Joanna was also invited to attend a workshop on Computational Challenges in Data Citation at the University of Pennsylvania, Philadelphia, which brought together three groups of people (Computer Scientists, Information Scientists and Data Scientists) to explore the technical challenges and research opportunities posed by the increasing demand to generate citations for large, complex datasets.
Chemical curator Chris Southan started his 2014 representations with an invited visit to the April 29th – May 1st BioIT World, Boston, as co-organiser and presenter at a Workshop entitled “A Bar Code for Chemical Structures:Using the InChI to Transform Connectivity between Chemistry, Biology, Biomedicine and Drug Discovery”.
His individual workshop presentation was entitled “Transformative Utility of InChIKey Searching in the Mother of all Databases”.
A poster related to the database was also presented on “Will the real drugs please stand up?”.

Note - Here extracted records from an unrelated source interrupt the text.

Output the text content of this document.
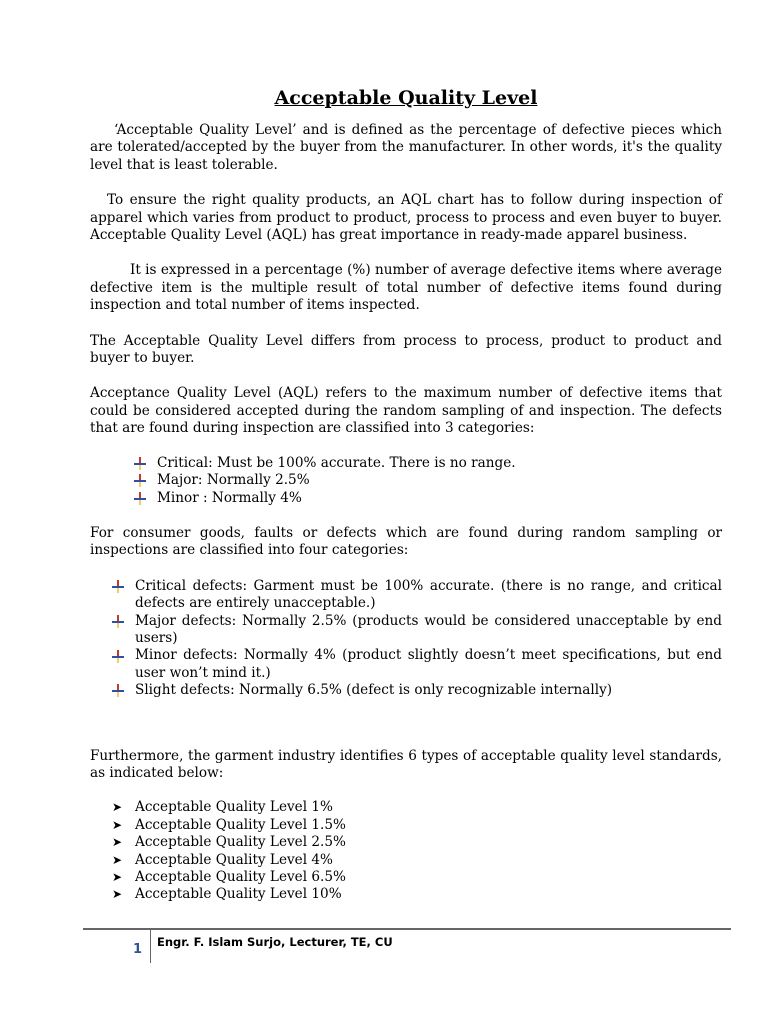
Acceptable Quality Level

‘Acceptable Quality Level’ and is defined as the percentage of defective pieces which are tolerated/accepted by the buyer from the manufacturer. In other words, it's the quality level that is least tolerable.

To ensure the right quality products, an AQL chart has to follow during inspection of apparel which varies from product to product, process to process and even buyer to buyer. Acceptable Quality Level (AQL) has great importance in ready-made apparel business.

It is expressed in a percentage (%) number of average defective items where average defective item is the multiple result of total number of defective items found during inspection and total number of items inspected.

The Acceptable Quality Level differs from process to process, product to product and buyer to buyer.

Acceptance Quality Level (AQL) refers to the maximum number of defective items that could be considered accepted during the random sampling of and inspection. The defects that are found during inspection are classified into 3 categories:

Critical: Must be 100% accurate. There is no range.
Major: Normally 2.5%
Minor : Normally 4%

For consumer goods, faults or defects which are found during random sampling or inspections are classified into four categories:

Critical defects: Garment must be 100% accurate. (there is no range, and critical defects are entirely unacceptable.)
Major defects: Normally 2.5% (products would be considered unacceptable by end users)
Minor defects: Normally 4% (product slightly doesn’t meet specifications, but end user won’t mind it.)
Slight defects: Normally 6.5% (defect is only recognizable internally)

Furthermore, the garment industry identifies 6 types of acceptable quality level standards, as indicated below:

➤ Acceptable Quality Level 1%
➤ Acceptable Quality Level 1.5%
➤ Acceptable Quality Level 2.5%
➤ Acceptable Quality Level 4%
➤ Acceptable Quality Level 6.5%
➤ Acceptable Quality Level 10%
1 Engr. F. Islam Surjo, Lecturer, TE, CU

In May 6th Chris had the privilege of being one of the opponents in a (successful) PhD examination for The Faculty of Pharmaceutical Sciences, University of Copenhagen. The trip included a presentation to the department and the GPCRDB team entitled “Will the real drugs and targets please stand up ? Evolving consensus-based curatorial strategies”.
On June 1-5th Chris attended the 10th International Conference on Chemical Structures. His oral presentation was entitled “Will the real drug targets please stand up?”.
As an alumnus from his work on the ELIXIR project in 2008/9 Chris attended the June 12th EMBL-EBI 20th Anniversary celebrations. He also took the opportunity to visit the EBI and Cambridge on the next day for discussions with a range of collaborators including UniProt, MEROPS, ChEMBL and NextMove Software.
Database Principal Investigator Jamie Davies attended the SULSA Synthetic Biology Meeting, in Edinburgh on 10th June and presented our poster “Exploiting Edinburgh’s Guide to PHARMACOLOGY database as a source of protein design information for synthetic biology”.